# Why is every finite subset of an $\aleph_{1}$-free abelian group $M$ contained in a finitely-generated pure subgroup of $M$?

According to 2.3 Theorem (p. 98) from Eklof and Mekler's Almost free modules, an abelian group $$M$$ is $$\aleph_{1}$$-free, that is, all its countable subgroups are abelian free, if and only if $$M$$ is torsion-free and every finite subset of $$M$$ is contained in a finitely-generated pure subgroup of $$M$$ (B is a pure subgroup of $$M$$ if $$M/B$$ is torsion-free). The left to right implication goes as follows.

$$M$$ is torsion-free since otherwise $$M$$ contains a finite torsion group, and thus cannot be $$\aleph_{1}$$-free. Let $$S$$ be a finite subset of $$M$$. If $$\langle S\rangle_{\ast}$$ is not finitely-generated, then there is a countably generated subgroup $$N$$ of $$\langle S\rangle_{\ast}$$ containing $$S$$ which is not finitely-generated. But then $$N$$ is not free, since it has finite rank but is not finitely-generated. This contradicts the assumption that $$M$$ is $$\aleph_{1}$$-free.

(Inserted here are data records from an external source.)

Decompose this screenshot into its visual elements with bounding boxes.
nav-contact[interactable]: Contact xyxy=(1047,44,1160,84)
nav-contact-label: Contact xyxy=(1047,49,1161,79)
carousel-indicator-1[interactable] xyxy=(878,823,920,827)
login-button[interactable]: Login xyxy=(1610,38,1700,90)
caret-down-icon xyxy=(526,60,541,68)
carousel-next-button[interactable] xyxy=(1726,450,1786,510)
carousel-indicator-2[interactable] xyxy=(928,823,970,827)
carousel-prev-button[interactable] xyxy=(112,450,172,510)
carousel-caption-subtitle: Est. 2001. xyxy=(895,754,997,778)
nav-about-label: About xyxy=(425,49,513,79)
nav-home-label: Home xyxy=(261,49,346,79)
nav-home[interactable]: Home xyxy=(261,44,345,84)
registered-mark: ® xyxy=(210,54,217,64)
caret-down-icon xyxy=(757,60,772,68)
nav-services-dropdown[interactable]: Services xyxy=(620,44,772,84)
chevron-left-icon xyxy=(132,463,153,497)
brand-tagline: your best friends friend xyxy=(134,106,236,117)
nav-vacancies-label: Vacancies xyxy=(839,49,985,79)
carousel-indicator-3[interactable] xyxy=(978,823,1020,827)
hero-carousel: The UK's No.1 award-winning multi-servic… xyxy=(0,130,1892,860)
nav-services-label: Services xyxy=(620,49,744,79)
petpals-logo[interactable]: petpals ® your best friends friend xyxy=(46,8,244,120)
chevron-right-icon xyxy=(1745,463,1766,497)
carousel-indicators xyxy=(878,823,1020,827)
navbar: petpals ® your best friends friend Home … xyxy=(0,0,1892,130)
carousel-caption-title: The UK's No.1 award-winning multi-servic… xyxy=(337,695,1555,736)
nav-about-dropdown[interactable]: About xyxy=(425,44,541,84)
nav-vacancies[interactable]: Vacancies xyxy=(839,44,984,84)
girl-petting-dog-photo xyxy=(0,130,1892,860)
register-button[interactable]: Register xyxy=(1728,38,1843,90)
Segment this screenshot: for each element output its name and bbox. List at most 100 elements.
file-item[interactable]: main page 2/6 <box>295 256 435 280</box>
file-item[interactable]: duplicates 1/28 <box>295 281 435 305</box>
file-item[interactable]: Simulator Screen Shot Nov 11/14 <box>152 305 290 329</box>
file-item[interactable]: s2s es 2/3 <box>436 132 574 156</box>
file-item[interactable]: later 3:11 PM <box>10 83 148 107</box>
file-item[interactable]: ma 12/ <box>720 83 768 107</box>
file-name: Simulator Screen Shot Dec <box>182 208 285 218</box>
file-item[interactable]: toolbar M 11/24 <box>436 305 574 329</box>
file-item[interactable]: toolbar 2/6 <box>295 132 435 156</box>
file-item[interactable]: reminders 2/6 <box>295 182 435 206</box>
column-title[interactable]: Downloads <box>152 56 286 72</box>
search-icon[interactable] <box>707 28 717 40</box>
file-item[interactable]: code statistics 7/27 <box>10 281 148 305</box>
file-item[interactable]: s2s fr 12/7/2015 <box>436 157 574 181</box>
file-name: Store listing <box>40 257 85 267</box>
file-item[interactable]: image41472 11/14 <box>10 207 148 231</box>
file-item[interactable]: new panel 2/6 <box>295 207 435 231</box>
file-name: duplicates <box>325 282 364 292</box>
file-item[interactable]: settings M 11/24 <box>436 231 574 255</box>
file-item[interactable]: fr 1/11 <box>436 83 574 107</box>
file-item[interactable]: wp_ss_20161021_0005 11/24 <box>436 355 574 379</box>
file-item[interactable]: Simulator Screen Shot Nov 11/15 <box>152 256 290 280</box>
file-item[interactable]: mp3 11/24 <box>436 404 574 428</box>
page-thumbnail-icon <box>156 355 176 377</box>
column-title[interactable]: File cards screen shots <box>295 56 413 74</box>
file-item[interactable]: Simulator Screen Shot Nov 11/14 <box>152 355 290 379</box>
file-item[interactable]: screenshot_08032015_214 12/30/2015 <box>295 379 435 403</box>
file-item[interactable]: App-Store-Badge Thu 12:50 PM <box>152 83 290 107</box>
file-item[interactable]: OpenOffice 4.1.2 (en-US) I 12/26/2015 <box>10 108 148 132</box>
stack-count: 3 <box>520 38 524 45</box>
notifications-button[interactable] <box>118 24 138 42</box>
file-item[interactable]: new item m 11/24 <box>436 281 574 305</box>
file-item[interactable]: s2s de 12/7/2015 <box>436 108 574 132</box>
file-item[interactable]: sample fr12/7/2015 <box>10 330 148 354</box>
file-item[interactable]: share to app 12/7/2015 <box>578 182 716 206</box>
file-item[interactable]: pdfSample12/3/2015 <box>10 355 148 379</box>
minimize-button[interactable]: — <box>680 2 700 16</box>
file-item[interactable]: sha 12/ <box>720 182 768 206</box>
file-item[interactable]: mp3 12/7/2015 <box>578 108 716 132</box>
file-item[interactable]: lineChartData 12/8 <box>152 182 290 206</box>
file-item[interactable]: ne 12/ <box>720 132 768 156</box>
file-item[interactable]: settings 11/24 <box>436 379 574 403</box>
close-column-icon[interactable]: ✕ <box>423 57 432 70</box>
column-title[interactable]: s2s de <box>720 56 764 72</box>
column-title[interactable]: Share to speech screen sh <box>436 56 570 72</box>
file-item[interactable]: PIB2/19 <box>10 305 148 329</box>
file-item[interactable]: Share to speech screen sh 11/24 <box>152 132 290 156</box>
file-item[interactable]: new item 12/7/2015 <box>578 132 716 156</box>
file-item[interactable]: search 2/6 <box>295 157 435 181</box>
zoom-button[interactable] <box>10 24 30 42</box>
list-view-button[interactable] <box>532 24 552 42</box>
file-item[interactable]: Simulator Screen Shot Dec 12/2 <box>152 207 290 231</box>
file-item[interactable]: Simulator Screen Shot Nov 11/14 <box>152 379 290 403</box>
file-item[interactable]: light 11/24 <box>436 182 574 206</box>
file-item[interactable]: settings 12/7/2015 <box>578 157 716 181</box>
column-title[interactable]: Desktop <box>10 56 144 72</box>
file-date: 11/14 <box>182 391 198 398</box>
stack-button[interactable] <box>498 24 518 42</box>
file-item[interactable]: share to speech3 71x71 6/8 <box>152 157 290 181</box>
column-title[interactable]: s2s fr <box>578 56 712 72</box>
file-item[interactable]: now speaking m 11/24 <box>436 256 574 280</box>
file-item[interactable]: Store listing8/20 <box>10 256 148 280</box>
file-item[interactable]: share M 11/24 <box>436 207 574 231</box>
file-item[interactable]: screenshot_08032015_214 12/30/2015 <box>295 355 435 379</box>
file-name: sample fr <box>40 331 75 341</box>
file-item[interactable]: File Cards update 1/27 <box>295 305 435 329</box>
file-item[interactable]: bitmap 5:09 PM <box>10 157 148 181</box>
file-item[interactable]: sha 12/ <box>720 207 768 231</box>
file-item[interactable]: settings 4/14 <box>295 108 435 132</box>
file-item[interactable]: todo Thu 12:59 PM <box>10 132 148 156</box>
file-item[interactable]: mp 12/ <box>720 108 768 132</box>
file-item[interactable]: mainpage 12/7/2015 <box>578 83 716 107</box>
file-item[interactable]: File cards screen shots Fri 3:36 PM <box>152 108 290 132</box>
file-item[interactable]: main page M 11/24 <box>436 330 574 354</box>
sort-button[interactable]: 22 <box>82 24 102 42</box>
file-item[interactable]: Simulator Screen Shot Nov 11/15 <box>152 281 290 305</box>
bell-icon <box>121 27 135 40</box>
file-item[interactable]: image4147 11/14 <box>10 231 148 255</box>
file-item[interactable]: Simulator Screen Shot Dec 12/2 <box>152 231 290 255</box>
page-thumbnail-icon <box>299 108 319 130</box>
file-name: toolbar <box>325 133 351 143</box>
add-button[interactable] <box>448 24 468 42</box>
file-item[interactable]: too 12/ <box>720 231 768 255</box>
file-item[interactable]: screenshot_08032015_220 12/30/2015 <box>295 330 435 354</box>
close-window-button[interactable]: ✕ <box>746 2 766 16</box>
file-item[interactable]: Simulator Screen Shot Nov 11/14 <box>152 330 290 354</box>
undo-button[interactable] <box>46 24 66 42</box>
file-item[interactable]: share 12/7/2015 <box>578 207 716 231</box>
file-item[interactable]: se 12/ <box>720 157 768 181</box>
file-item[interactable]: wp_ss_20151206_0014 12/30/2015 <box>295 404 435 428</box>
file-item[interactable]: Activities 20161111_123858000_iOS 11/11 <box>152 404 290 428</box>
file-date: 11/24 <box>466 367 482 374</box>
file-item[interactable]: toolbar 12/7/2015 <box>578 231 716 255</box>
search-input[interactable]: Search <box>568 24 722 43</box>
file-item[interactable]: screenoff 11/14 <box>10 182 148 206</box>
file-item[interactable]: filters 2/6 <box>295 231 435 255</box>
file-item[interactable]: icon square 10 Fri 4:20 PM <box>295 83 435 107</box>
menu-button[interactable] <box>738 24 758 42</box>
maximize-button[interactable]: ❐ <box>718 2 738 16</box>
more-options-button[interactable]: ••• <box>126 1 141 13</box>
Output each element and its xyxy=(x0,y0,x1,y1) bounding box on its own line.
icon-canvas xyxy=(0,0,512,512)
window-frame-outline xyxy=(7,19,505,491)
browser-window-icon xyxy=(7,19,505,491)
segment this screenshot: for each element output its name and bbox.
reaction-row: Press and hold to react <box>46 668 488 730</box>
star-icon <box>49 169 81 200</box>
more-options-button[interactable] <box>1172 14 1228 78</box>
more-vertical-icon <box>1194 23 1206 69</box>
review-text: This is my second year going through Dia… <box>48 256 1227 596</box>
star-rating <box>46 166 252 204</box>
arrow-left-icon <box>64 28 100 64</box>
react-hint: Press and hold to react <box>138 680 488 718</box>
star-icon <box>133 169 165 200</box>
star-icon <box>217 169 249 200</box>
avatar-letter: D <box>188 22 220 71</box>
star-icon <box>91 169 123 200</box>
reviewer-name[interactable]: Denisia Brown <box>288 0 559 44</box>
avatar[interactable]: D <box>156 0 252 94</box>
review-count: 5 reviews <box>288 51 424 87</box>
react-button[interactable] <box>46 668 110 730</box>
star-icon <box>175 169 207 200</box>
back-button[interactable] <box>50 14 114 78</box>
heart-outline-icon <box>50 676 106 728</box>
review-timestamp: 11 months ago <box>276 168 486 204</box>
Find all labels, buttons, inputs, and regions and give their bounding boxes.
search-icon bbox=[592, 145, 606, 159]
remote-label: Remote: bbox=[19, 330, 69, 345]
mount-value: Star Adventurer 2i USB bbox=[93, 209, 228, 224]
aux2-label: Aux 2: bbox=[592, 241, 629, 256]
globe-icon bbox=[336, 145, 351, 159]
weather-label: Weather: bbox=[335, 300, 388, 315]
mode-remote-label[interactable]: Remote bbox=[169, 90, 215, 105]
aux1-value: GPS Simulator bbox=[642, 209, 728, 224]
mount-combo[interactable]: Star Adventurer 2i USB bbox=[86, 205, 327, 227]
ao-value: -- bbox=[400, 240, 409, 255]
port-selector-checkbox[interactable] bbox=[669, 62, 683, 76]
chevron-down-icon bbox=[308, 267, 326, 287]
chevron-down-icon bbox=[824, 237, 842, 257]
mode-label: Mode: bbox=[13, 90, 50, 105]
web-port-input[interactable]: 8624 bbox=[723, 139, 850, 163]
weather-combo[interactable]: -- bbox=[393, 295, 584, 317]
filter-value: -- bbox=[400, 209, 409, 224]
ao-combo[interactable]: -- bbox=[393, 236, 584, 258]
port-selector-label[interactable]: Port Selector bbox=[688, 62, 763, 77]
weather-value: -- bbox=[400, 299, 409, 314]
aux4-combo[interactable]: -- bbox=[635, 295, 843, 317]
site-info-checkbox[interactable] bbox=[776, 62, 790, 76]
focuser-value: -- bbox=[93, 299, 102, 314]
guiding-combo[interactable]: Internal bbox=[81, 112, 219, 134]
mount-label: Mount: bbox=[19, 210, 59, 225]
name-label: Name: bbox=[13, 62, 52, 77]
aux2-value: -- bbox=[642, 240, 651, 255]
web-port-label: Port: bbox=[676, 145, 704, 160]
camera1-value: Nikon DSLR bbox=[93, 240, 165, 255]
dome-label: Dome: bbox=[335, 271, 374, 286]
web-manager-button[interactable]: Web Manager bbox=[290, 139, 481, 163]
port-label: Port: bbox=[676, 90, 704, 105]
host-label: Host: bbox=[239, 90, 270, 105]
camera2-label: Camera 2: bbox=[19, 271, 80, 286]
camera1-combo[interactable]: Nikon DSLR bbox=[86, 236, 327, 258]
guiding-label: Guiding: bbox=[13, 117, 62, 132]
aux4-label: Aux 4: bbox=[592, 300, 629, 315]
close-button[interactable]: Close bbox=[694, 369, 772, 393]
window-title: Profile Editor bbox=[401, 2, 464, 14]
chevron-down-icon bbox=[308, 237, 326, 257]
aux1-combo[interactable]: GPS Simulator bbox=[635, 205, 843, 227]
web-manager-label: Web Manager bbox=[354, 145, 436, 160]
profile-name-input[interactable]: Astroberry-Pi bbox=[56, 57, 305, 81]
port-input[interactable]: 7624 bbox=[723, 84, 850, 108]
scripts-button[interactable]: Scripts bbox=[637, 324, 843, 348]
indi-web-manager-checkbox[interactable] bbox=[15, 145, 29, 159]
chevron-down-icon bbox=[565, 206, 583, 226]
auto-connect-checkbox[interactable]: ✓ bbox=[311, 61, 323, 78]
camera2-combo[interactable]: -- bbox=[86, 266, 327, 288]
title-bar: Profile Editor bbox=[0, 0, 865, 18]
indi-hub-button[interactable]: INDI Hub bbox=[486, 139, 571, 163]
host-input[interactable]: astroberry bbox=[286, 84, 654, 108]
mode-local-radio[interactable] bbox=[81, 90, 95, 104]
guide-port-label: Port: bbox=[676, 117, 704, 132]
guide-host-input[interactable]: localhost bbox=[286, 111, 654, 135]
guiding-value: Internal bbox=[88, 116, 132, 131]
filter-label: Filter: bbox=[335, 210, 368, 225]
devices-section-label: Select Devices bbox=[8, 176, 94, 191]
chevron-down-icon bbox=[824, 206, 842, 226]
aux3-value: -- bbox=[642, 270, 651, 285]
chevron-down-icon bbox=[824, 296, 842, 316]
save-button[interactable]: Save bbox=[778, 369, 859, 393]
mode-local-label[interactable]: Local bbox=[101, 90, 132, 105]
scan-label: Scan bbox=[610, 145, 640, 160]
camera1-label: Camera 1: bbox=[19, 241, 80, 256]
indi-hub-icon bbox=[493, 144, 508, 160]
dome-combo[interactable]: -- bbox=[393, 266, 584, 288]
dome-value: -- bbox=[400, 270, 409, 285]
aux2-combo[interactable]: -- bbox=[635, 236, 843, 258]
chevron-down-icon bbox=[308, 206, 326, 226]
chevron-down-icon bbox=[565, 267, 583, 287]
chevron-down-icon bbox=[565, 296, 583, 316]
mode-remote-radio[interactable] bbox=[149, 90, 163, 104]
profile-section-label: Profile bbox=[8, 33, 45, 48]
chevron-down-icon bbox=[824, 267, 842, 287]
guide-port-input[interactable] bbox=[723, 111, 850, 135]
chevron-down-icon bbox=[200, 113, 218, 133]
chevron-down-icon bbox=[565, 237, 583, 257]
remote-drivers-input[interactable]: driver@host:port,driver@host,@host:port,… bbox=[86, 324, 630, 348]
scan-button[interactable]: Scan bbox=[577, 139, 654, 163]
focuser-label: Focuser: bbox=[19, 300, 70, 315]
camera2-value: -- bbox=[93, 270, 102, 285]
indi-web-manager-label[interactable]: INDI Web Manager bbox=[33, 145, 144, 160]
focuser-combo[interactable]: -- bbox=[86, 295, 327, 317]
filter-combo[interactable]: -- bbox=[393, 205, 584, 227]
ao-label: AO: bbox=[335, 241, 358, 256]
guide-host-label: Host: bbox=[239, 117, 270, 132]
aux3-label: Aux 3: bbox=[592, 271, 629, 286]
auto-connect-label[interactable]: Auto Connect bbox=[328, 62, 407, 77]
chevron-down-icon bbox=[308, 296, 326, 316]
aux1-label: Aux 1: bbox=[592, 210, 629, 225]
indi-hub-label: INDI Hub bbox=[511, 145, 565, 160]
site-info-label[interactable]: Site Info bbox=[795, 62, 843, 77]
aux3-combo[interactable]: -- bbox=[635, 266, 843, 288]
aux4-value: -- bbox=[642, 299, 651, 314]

$$\langle S\rangle$$ denotes the group generated by $$S$$ and $$\langle S\rangle_{\ast}$$ denotes the pure closure of $$\langle S\rangle$$, that is, the smallest pure subgroup of $$M$$ containing $$\langle S\rangle$$, which has the form $$\{x\in M:nx\in \langle S\rangle \text{ for some } n\in\mathbb{N}\}$$.

What definition of rank are we using to conclude that $$N$$ has finite rank?

• I am currently reading through the same book and am a bit stuck on this part also. I believe that the notion of "rank" that is applicable is the basis number for the group. $S$ is a finite set, so by construction $\langle S \rangle$ is at most countable. And I BELIEVE that the pure-closure of $\langle S \rangle$ is also countable. Which means that because $M$ is $\aleph_1$-free, $\langle S \rangle_*$ is free. I may be misunderstanding this though (hence my reply as a comment). Aug 26, 2020 at 20:47
• The rank of a torsion-free abelian group $A$ is the dimension of the rational vector space $A\otimes_{\mathbb Z}\mathbb Q$. Equivalently, it is the maximum size of a linearly independent (over $\mathbb Z$ or over $\mathbb Q$, they're equivalent) subset of $A$. Aug 26, 2020 at 22:59
• @AndreasBlass, thank you. Could you add this as an answer so I can close de question?
– frch
Aug 27, 2020 at 9:21

The rank of a torsion-free abelian group 𝐴 is the dimension of the rational vector space $$A\otimes_{\mathbb Z}\mathbb Q$$. Equivalently, it is the maximum size of a linearly independent (over ℤ or over ℚ, they're equivalent) subset of 𝐴.